Por Giulliano Martini — Apuração in loco e cruzamento de fontes confirmam que o grupo carabinieri Tutela del Lavoro, por delega do procurador de Milão Paolo Storari, executou um decreto de controle giudiziario contra a empresa de entregas Foodinho, pertencente ao grupo Glovo, no âmbito de uma investigação por caporalato.
Segundo os militares, a análise salarial do universo investigado revela que 75% dos riders do painel pesquisado recebem remuneração inferior à linha da pobreza, com um desvio médio de cerca de 5.000 euros brutos anuais. Em comparação com os contratos coletivos nacionais de referência, 87,5% do amostra aparecem como sottopagati (subremunerados), com discrepâncias máximas que podem chegar a 12.000 euros por ano.
O procurador ressalta, no decreto, que os elementos apurados atestam uma situação de verdadeiro e prolongado exploração laboral: ‘situação de ilegalidade que é indispensável fazer cessar ao mais presto, considerando também che coinvolge um numero rilevante di lavoratori che vivono con retribuzioni sotto la soglia di povertà’. O documento aponta a necessidade de intervenção urgente, dada a persistência do estado de necessidade entre os trabalhadores afetados.
Relatórios sindicais e dossiês corroboram o quadro: o Nidil Cgil registrou pagamentos por entrega que chegam a 2 euros, com encargos e riscos a cargo integral dos profissionais. ‘Compensi fino a 2 euro a consegna, costi e rischi tutti a carico dei lavoratori’, resume o levantamento.
Testemunhos colhidos na investigação ilustram o impacto prático das medidas de remuneração. Um entregador afegão ouvido pelos investigadores relata: ‘Vorrei che la paga fosse più alta. Ieri ho effettuato una consegna percorrendo 4,8 chilometri mentre pioveva e sono stato retribuito con 2,72 euro.
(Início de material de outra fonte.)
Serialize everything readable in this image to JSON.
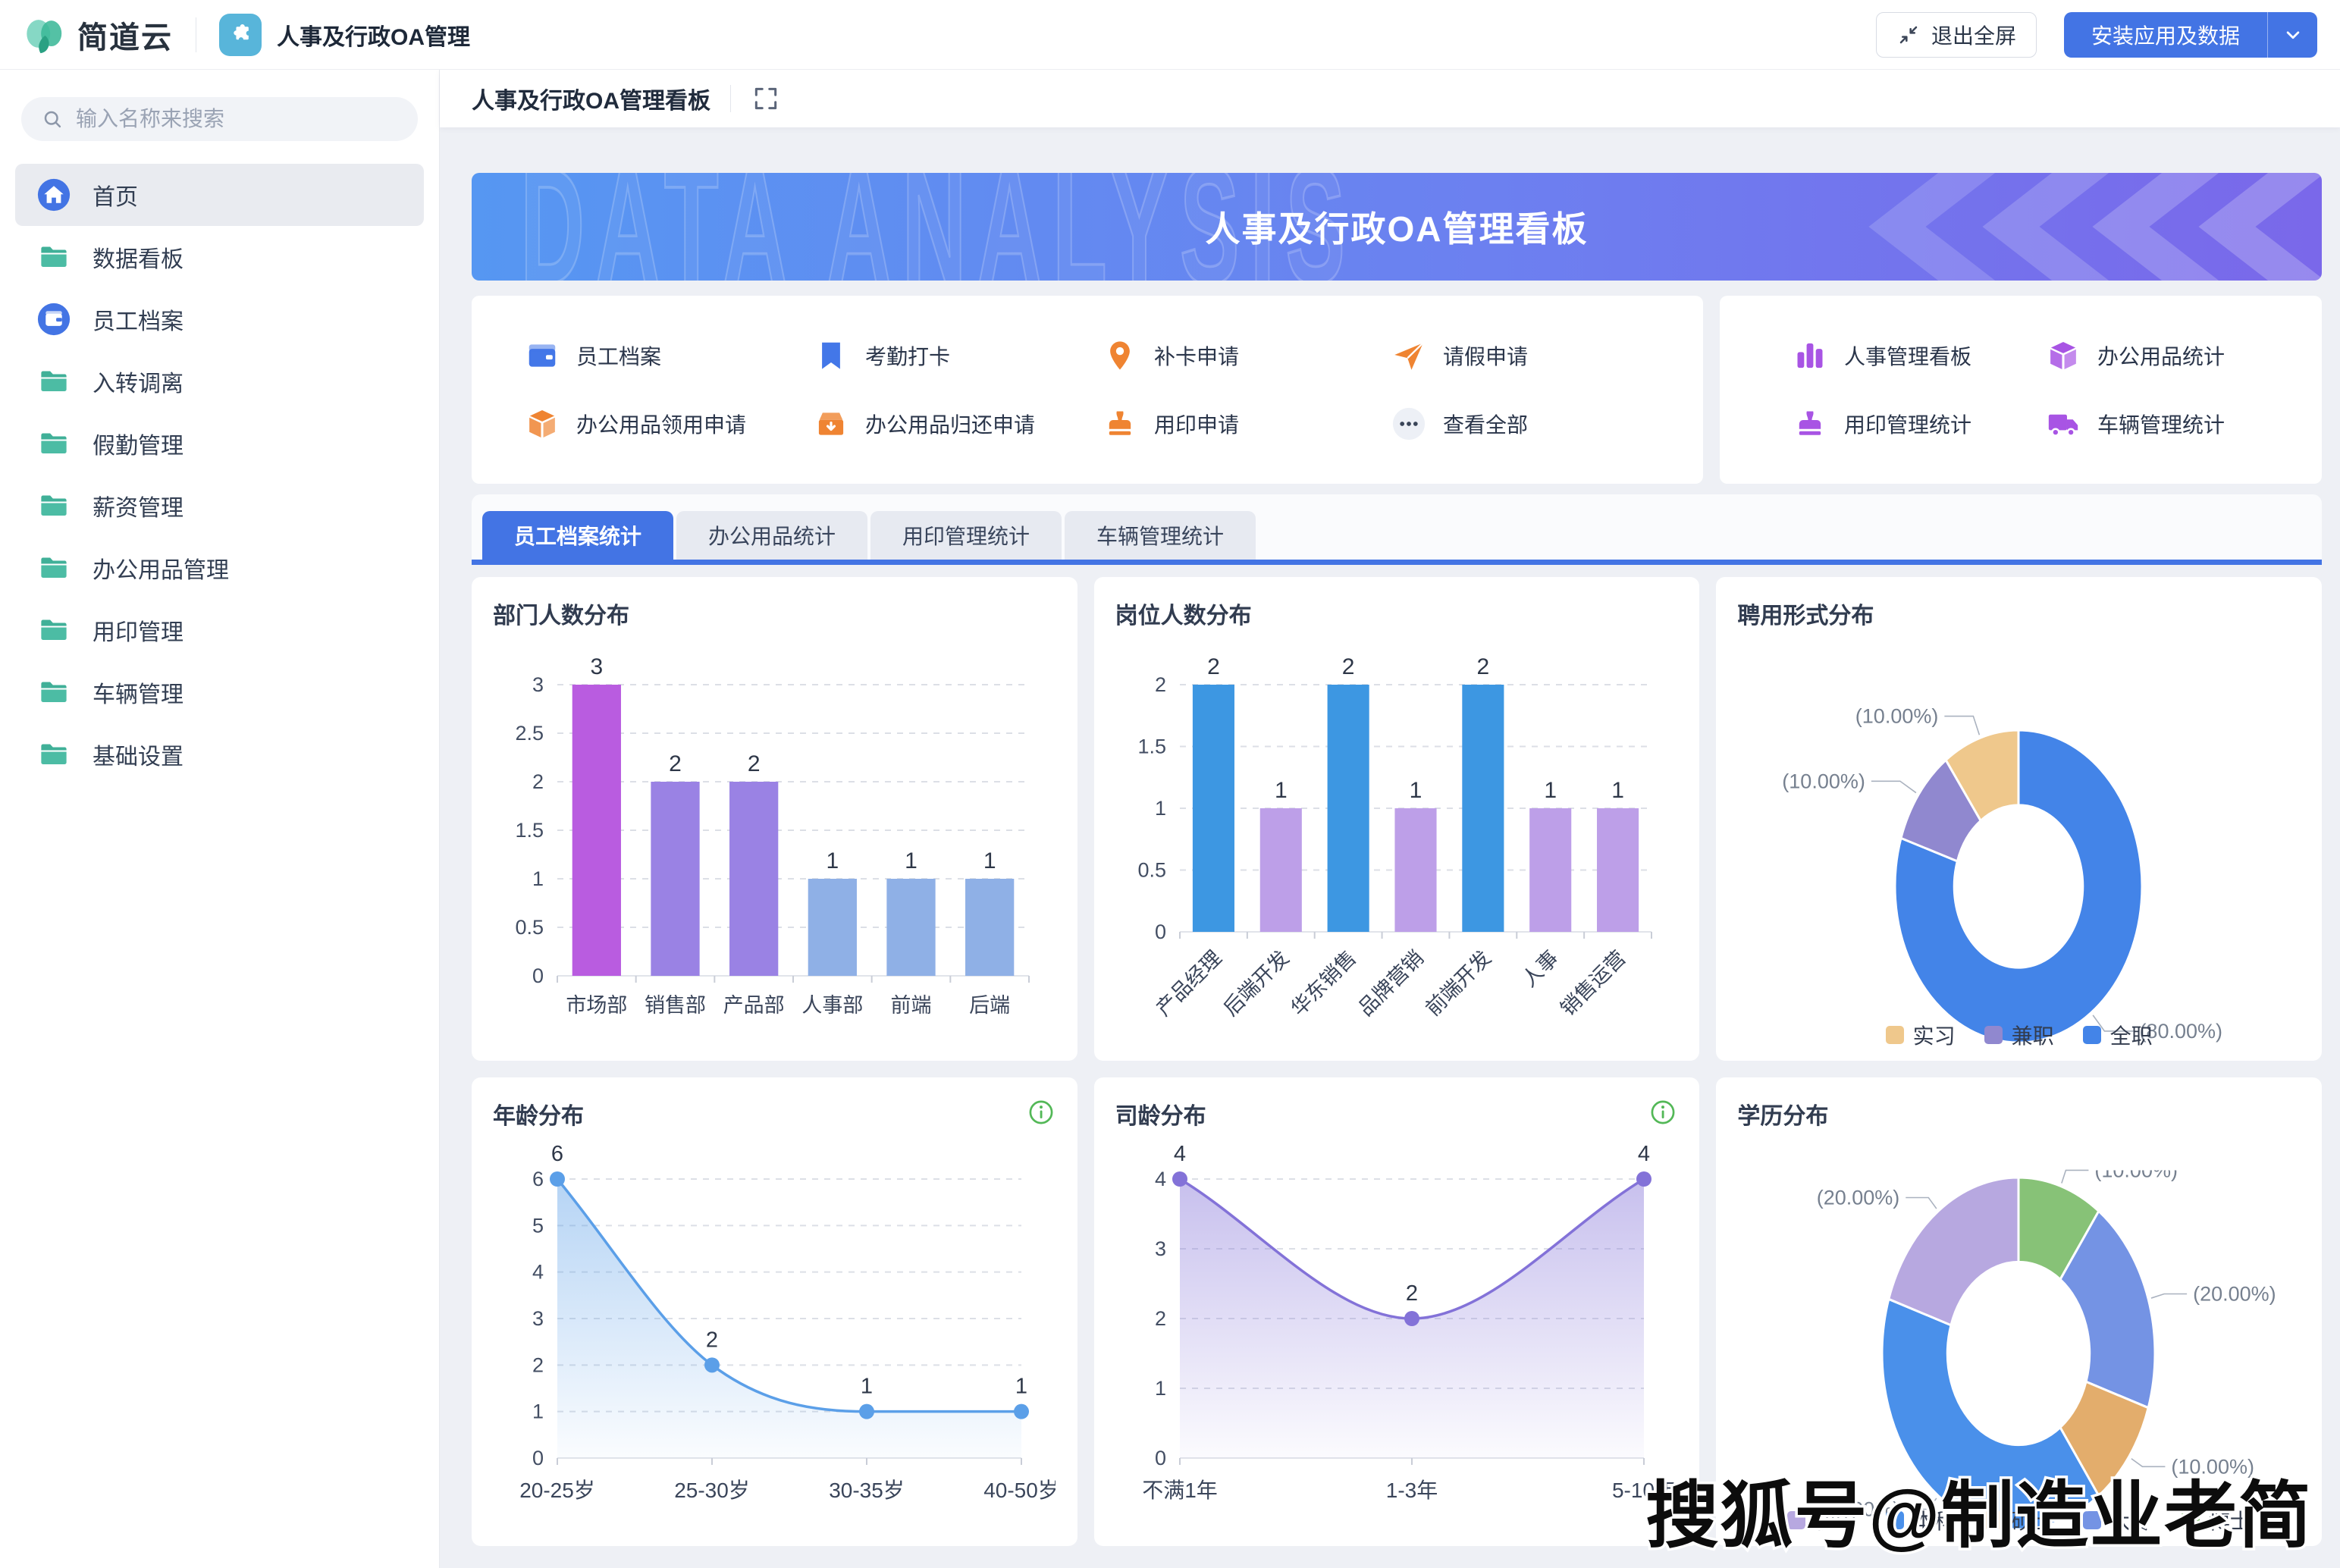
{
  "navbar": {
    "brand": "简道云",
    "app_name": "人事及行政OA管理",
    "exit_fullscreen_label": "退出全屏",
    "install_button_label": "安装应用及数据"
  },
  "sidebar": {
    "search_placeholder": "输入名称来搜索",
    "items": [
      {
        "label": "首页",
        "icon": "home",
        "active": true
      },
      {
        "label": "数据看板",
        "icon": "folder",
        "active": false
      },
      {
        "label": "员工档案",
        "icon": "wallet-circle",
        "active": false
      },
      {
        "label": "入转调离",
        "icon": "folder",
        "active": false
      },
      {
        "label": "假勤管理",
        "icon": "folder",
        "active": false
      },
      {
        "label": "薪资管理",
        "icon": "folder",
        "active": false
      },
      {
        "label": "办公用品管理",
        "icon": "folder",
        "active": false
      },
      {
        "label": "用印管理",
        "icon": "folder",
        "active": false
      },
      {
        "label": "车辆管理",
        "icon": "folder",
        "active": false
      },
      {
        "label": "基础设置",
        "icon": "folder",
        "active": false
      }
    ]
  },
  "page": {
    "title": "人事及行政OA管理看板",
    "banner_title": "人事及行政OA管理看板",
    "banner_watermark": "DATA ANALYSIS"
  },
  "quick_links": {
    "items": [
      {
        "label": "员工档案",
        "icon": "wallet-flat",
        "color": "#4377e8"
      },
      {
        "label": "考勤打卡",
        "icon": "bookmark",
        "color": "#4377e8"
      },
      {
        "label": "补卡申请",
        "icon": "pin",
        "color": "#ef8432"
      },
      {
        "label": "请假申请",
        "icon": "send",
        "color": "#ef8432"
      },
      {
        "label": "办公用品领用申请",
        "icon": "box3d",
        "color": "#ef8432"
      },
      {
        "label": "办公用品归还申请",
        "icon": "boxopen",
        "color": "#ef8432"
      },
      {
        "label": "用印申请",
        "icon": "stamp",
        "color": "#ef8432"
      },
      {
        "label": "查看全部",
        "icon": "ellipsis",
        "color": "#3a4558"
      }
    ]
  },
  "stat_links": {
    "items": [
      {
        "label": "人事管理看板",
        "icon": "barchart",
        "color": "#a854e4"
      },
      {
        "label": "办公用品统计",
        "icon": "box3d",
        "color": "#a854e4"
      },
      {
        "label": "用印管理统计",
        "icon": "stamp",
        "color": "#a854e4"
      },
      {
        "label": "车辆管理统计",
        "icon": "truck",
        "color": "#a854e4"
      }
    ]
  },
  "tabs": [
    {
      "label": "员工档案统计",
      "active": true
    },
    {
      "label": "办公用品统计",
      "active": false
    },
    {
      "label": "用印管理统计",
      "active": false
    },
    {
      "label": "车辆管理统计",
      "active": false
    }
  ],
  "watermark": "搜狐号@制造业老简",
  "chart_data": [
    {
      "type": "bar",
      "title": "部门人数分布",
      "categories": [
        "市场部",
        "销售部",
        "产品部",
        "人事部",
        "前端",
        "后端"
      ],
      "values": [
        3,
        2,
        2,
        1,
        1,
        1
      ],
      "bar_colors": [
        "#b95ce0",
        "#9a82e4",
        "#9a82e4",
        "#8fb0e6",
        "#8fb0e6",
        "#8fb0e6"
      ],
      "ylim": [
        0,
        3
      ],
      "ytick_step": 0.5,
      "grid": "dashed",
      "xlabel_rotate": 0
    },
    {
      "type": "bar",
      "title": "岗位人数分布",
      "categories": [
        "产品经理",
        "后端开发",
        "华东销售",
        "品牌营销",
        "前端开发",
        "人事",
        "销售运营"
      ],
      "values": [
        2,
        1,
        2,
        1,
        2,
        1,
        1
      ],
      "bar_colors": [
        "#3d97e2",
        "#bd9fe8",
        "#3d97e2",
        "#bd9fe8",
        "#3d97e2",
        "#bd9fe8",
        "#bd9fe8"
      ],
      "ylim": [
        0,
        2
      ],
      "ytick_step": 0.5,
      "grid": "dashed",
      "xlabel_rotate": 45
    },
    {
      "type": "pie",
      "title": "聘用形式分布",
      "slices": [
        {
          "label": "全职",
          "value": 80,
          "color": "#4384e8"
        },
        {
          "label": "兼职",
          "value": 10,
          "color": "#9088cf"
        },
        {
          "label": "实习",
          "value": 10,
          "color": "#efc88c"
        }
      ],
      "legend_order": [
        "实习",
        "兼职",
        "全职"
      ],
      "label_format": "(percent%)",
      "donut": true,
      "start_angle_deg": 0
    },
    {
      "type": "line",
      "title": "年龄分布",
      "categories": [
        "20-25岁",
        "25-30岁",
        "30-35岁",
        "40-50岁"
      ],
      "values": [
        6,
        2,
        1,
        1
      ],
      "color": "#5b9fe8",
      "ylim": [
        0,
        6
      ],
      "ytick_step": 1,
      "grid": "dashed",
      "area": true,
      "has_info_icon": true
    },
    {
      "type": "line",
      "title": "司龄分布",
      "categories": [
        "不满1年",
        "1-3年",
        "5-10年"
      ],
      "values": [
        4,
        2,
        4
      ],
      "color": "#8372d8",
      "ylim": [
        0,
        4
      ],
      "ytick_step": 1,
      "grid": "dashed",
      "area": true,
      "has_info_icon": true
    },
    {
      "type": "pie",
      "title": "学历分布",
      "slices": [
        {
          "label": "博士",
          "value": 10,
          "color": "#87c277"
        },
        {
          "label": "大专",
          "value": 20,
          "color": "#7493e4"
        },
        {
          "label": "硕士",
          "value": 10,
          "color": "#e3ad6c"
        },
        {
          "label": "本科",
          "value": 40,
          "color": "#4a90ea"
        },
        {
          "label": "初中",
          "value": 20,
          "color": "#b7a8e0"
        }
      ],
      "legend_order": [
        "初中",
        "本科",
        "硕士",
        "大专",
        "博士"
      ],
      "label_format": "(percent%)",
      "donut": true,
      "start_angle_deg": 0,
      "clipped_label": "博士"
    }
  ]
}
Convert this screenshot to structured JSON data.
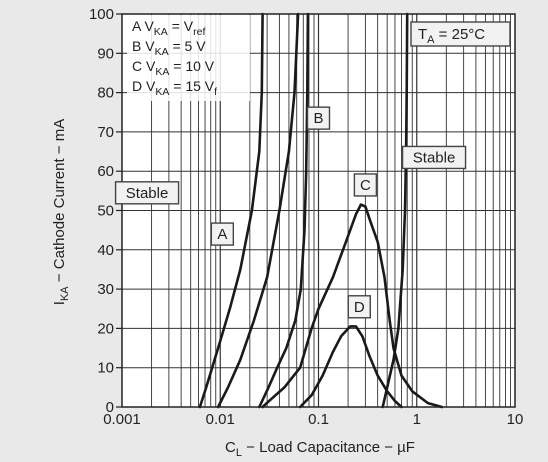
{
  "chart_data": {
    "type": "line",
    "title": "",
    "xlabel": {
      "main": "C",
      "sub": "L",
      "rest": " − Load Capacitance − µF"
    },
    "ylabel": {
      "main": "I",
      "sub": "KA",
      "rest": " − Cathode Current − mA"
    },
    "x_scale": "log",
    "xlim": [
      0.001,
      10
    ],
    "ylim": [
      0,
      100
    ],
    "x_ticks": [
      {
        "v": 0.001,
        "label": "0.001"
      },
      {
        "v": 0.01,
        "label": "0.01"
      },
      {
        "v": 0.1,
        "label": "0.1"
      },
      {
        "v": 1,
        "label": "1"
      },
      {
        "v": 10,
        "label": "10"
      }
    ],
    "y_ticks": [
      {
        "v": 0,
        "label": "0"
      },
      {
        "v": 10,
        "label": "10"
      },
      {
        "v": 20,
        "label": "20"
      },
      {
        "v": 30,
        "label": "30"
      },
      {
        "v": 40,
        "label": "40"
      },
      {
        "v": 50,
        "label": "50"
      },
      {
        "v": 60,
        "label": "60"
      },
      {
        "v": 70,
        "label": "70"
      },
      {
        "v": 80,
        "label": "80"
      },
      {
        "v": 90,
        "label": "90"
      },
      {
        "v": 100,
        "label": "100"
      }
    ],
    "grid": true,
    "legend": {
      "placement": "top-left",
      "entries": [
        {
          "key": "A",
          "var": "V",
          "sub": "KA",
          "eq": " = V",
          "vsub": "ref"
        },
        {
          "key": "B",
          "var": "V",
          "sub": "KA",
          "eq": " = 5 V",
          "vsub": ""
        },
        {
          "key": "C",
          "var": "V",
          "sub": "KA",
          "eq": " = 10 V",
          "vsub": ""
        },
        {
          "key": "D",
          "var": "V",
          "sub": "KA",
          "eq": " = 15 V",
          "vsub": "f"
        }
      ]
    },
    "condition": {
      "main": "T",
      "sub": "A",
      "rest": " = 25°C"
    },
    "region_labels": [
      {
        "text": "Stable",
        "at": [
          0.0018,
          54.5
        ]
      },
      {
        "text": "Stable",
        "at": [
          1.5,
          63.5
        ]
      }
    ],
    "series": [
      {
        "name": "A",
        "label_at": [
          0.0105,
          44
        ],
        "left": [
          [
            0.0062,
            0
          ],
          [
            0.0072,
            5
          ],
          [
            0.0095,
            15
          ],
          [
            0.0125,
            25
          ],
          [
            0.016,
            35
          ],
          [
            0.021,
            50
          ],
          [
            0.025,
            65
          ],
          [
            0.0265,
            80
          ],
          [
            0.027,
            100
          ]
        ],
        "right": [
          [
            0.0095,
            0
          ],
          [
            0.012,
            5
          ],
          [
            0.016,
            12
          ],
          [
            0.022,
            22
          ],
          [
            0.03,
            33
          ],
          [
            0.04,
            50
          ],
          [
            0.05,
            65
          ],
          [
            0.057,
            80
          ],
          [
            0.062,
            100
          ]
        ]
      },
      {
        "name": "B",
        "label_at": [
          0.1,
          73.5
        ],
        "left": [
          [
            0.025,
            0
          ],
          [
            0.031,
            5
          ],
          [
            0.038,
            10
          ],
          [
            0.047,
            15
          ],
          [
            0.058,
            22
          ],
          [
            0.066,
            30
          ],
          [
            0.072,
            45
          ],
          [
            0.075,
            60
          ],
          [
            0.077,
            80
          ],
          [
            0.078,
            100
          ]
        ],
        "right": [
          [
            0.45,
            0
          ],
          [
            0.5,
            5
          ],
          [
            0.58,
            12
          ],
          [
            0.65,
            20
          ],
          [
            0.72,
            35
          ],
          [
            0.76,
            50
          ],
          [
            0.78,
            65
          ],
          [
            0.79,
            80
          ],
          [
            0.8,
            100
          ]
        ]
      },
      {
        "name": "C",
        "label_at": [
          0.3,
          56.5
        ],
        "curve": [
          [
            0.027,
            0
          ],
          [
            0.033,
            2
          ],
          [
            0.045,
            5
          ],
          [
            0.065,
            10
          ],
          [
            0.085,
            20
          ],
          [
            0.1,
            25
          ],
          [
            0.14,
            33
          ],
          [
            0.19,
            42
          ],
          [
            0.24,
            49
          ],
          [
            0.27,
            51.5
          ],
          [
            0.3,
            51
          ],
          [
            0.34,
            47
          ],
          [
            0.4,
            42
          ],
          [
            0.47,
            33
          ],
          [
            0.53,
            22
          ],
          [
            0.58,
            15
          ],
          [
            0.7,
            8
          ],
          [
            0.9,
            4
          ],
          [
            1.3,
            1
          ],
          [
            1.8,
            0
          ]
        ]
      },
      {
        "name": "D",
        "label_at": [
          0.26,
          25.5
        ],
        "curve": [
          [
            0.065,
            0
          ],
          [
            0.085,
            3
          ],
          [
            0.11,
            8
          ],
          [
            0.14,
            14
          ],
          [
            0.17,
            18
          ],
          [
            0.21,
            20.5
          ],
          [
            0.24,
            20.5
          ],
          [
            0.28,
            18
          ],
          [
            0.33,
            13
          ],
          [
            0.4,
            8
          ],
          [
            0.5,
            4
          ],
          [
            0.6,
            1.5
          ],
          [
            0.7,
            0
          ]
        ]
      }
    ]
  }
}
Reputo questo ingiusto e sbagliato perché ho provato molta fatica.’ A resposta escrita dos trabalhadores às questões dos investigadores é recorrente: a paga é ‘misera’ e muitos vivem ‘in uno stato di indigenza’.
Exemplos são citados no decreto: um trabalhador afirma receber ‘800-900 euro al mese’, pagar 250 euros pelo posto letto e enviar 400 euros à família no Bangladesh; outro relata limitações físicas que reduzem sua capacidade laboral; outro ainda diz trabalhar 10-12 ore al giorno, dal lunedì alla domenica; e há quem admita usar uma segunda conta em outra plataforma (Deliveroo) para garantir 50-60 euros adicionais, gerando maior desgaste e exaustão.
Como correspondente com longa vivência na Itália, destaco a clareza dos números e a coerência entre as evidências documentais e as declarações testemunhais. O decreto enfatiza a urgência de interromper práticas ilegais que configuram caporalato e deixam milhões em vulnerabilidade econômica e social. A investigação agora seguirá procedimentos judiciais específicos para avaliar responsabilidades e determinar medidas cautelares sobre a atividade da Foodinho no mercado.
Mantemos o acompanhamento desta pauta: apuração contínua, verificação de eventuais contestações por parte da empresa e monitoramento das medidas adotadas pelas autoridades trabalhistas e judiciais.